With the closure of guesthouses due to the COVID-19 pandemic, it will take at least six months for the businesses to recover, during which period alone; guesthouses will collectively incur USD 28.9 million in losses, shows a survey conducted by Guesthouse Association of Maldives (GAM).
GAM, in a statement announcing the results of the survey, noted that it had been conducted prior to the complete suspension of all tourist check-ins to guesthouses.
The COVID-19 pandemic has hit the guesthouse industry hard; with travel restrictions barring arrivals from top source markets such as China and Europe, the ban on excursions, and finally, the ban on international tourists from checking into any guesthouse or city hotel in Maldives.
While guesthouse industry is at a complete standstill following the ban, guesthouses continue to incur monthly expenses such as rent, salaries, utility bills, and taxes, noted GAM.

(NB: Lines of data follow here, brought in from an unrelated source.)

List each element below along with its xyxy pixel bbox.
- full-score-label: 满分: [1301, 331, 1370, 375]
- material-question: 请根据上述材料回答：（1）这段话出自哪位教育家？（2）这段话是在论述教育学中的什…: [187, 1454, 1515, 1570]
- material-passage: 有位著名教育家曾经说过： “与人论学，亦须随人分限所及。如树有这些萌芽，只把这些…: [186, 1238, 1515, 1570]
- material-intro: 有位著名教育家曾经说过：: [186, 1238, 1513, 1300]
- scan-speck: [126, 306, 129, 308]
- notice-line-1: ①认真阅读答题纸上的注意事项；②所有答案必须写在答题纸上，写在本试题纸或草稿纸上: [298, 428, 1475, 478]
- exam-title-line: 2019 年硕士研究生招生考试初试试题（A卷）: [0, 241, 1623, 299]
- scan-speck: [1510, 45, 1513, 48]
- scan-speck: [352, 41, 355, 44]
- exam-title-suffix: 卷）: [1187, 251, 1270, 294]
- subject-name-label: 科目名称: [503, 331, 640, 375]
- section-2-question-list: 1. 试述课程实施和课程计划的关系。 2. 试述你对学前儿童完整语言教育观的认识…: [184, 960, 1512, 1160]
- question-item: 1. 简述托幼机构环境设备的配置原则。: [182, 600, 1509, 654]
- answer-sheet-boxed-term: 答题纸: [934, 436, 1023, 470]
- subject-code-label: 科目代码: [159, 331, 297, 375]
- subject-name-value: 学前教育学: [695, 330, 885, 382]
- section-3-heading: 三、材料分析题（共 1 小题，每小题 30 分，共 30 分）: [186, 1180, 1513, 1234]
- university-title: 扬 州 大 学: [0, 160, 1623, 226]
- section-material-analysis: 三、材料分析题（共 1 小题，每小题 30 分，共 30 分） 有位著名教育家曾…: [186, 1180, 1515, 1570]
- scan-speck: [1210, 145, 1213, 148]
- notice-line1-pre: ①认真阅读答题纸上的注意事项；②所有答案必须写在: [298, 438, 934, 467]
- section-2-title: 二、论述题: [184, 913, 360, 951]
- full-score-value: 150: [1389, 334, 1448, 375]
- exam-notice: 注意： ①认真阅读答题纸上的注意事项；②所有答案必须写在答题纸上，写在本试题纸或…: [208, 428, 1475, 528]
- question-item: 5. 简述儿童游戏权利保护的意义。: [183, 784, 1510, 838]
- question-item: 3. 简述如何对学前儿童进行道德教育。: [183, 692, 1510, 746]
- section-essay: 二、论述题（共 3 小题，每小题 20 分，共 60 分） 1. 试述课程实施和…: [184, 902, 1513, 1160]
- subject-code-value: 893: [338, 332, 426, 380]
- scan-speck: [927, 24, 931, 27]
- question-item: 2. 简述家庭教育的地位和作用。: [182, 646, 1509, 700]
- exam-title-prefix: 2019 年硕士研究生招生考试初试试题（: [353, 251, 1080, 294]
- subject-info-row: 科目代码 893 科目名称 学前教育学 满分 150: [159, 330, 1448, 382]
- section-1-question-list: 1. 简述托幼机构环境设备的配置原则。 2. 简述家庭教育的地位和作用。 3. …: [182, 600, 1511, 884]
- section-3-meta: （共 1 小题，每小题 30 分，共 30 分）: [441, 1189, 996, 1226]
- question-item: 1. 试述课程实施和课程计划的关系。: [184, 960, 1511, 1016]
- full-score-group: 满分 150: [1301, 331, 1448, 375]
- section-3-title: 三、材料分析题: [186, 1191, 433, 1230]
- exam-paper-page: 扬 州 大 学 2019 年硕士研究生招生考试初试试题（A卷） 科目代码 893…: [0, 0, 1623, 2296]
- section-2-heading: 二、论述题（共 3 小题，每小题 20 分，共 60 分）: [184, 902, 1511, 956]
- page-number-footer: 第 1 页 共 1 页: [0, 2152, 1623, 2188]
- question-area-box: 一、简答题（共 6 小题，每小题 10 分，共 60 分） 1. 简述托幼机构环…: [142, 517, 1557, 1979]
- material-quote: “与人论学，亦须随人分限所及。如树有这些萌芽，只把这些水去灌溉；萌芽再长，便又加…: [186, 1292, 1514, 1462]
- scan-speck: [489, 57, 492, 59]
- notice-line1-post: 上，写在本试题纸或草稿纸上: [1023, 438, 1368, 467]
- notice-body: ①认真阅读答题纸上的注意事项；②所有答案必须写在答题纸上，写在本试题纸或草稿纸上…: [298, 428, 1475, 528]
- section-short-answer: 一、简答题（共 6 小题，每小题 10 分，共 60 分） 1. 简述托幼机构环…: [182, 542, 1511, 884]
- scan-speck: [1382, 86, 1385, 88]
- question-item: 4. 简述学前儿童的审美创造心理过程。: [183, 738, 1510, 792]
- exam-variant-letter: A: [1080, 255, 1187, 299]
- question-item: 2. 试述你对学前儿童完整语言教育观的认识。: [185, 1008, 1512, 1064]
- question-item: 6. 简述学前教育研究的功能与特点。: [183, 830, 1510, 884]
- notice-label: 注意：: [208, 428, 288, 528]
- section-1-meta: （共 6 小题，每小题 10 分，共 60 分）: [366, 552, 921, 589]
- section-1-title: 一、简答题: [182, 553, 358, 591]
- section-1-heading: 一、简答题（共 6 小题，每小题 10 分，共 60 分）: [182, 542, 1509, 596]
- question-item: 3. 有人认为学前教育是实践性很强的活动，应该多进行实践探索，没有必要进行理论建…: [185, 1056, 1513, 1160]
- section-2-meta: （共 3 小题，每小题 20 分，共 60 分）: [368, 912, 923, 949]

It found that while it was challenging to give an accurate estimate as to when guesthouses would be able to begin operations again, it would take at least six months for the industry to recover.
And during this six-month recovery period, the guesthouse industry will incur USD 28.9 million in losses, projects GAM.
It found that many guesthouse businesses had taken out loans to set up their business, and spent a significant portion of their revenue on rent, salaries, and utilities.
A 2019 survey showed guesthouses spent 56 percent of their revenue on payroll, other expenditures and community-linked expenditures; and 26 percent of their revenue on utility bills such as water and electricity, and taxes such as TGST and Green Tax.
“This is evidence of the significant contribution of the guesthouse industry towards increasing the income of individual citizens, and the government,” said GAM in its statement.
GAM noted that guesthouse businesses were linked with local communities, and that the revenue earned by guesthouses went to local communities, both directly and indirectly.
It said it planned on sharing the results of the survey with the government and other stakeholders in order to devise a plan to mitigate the significant loss.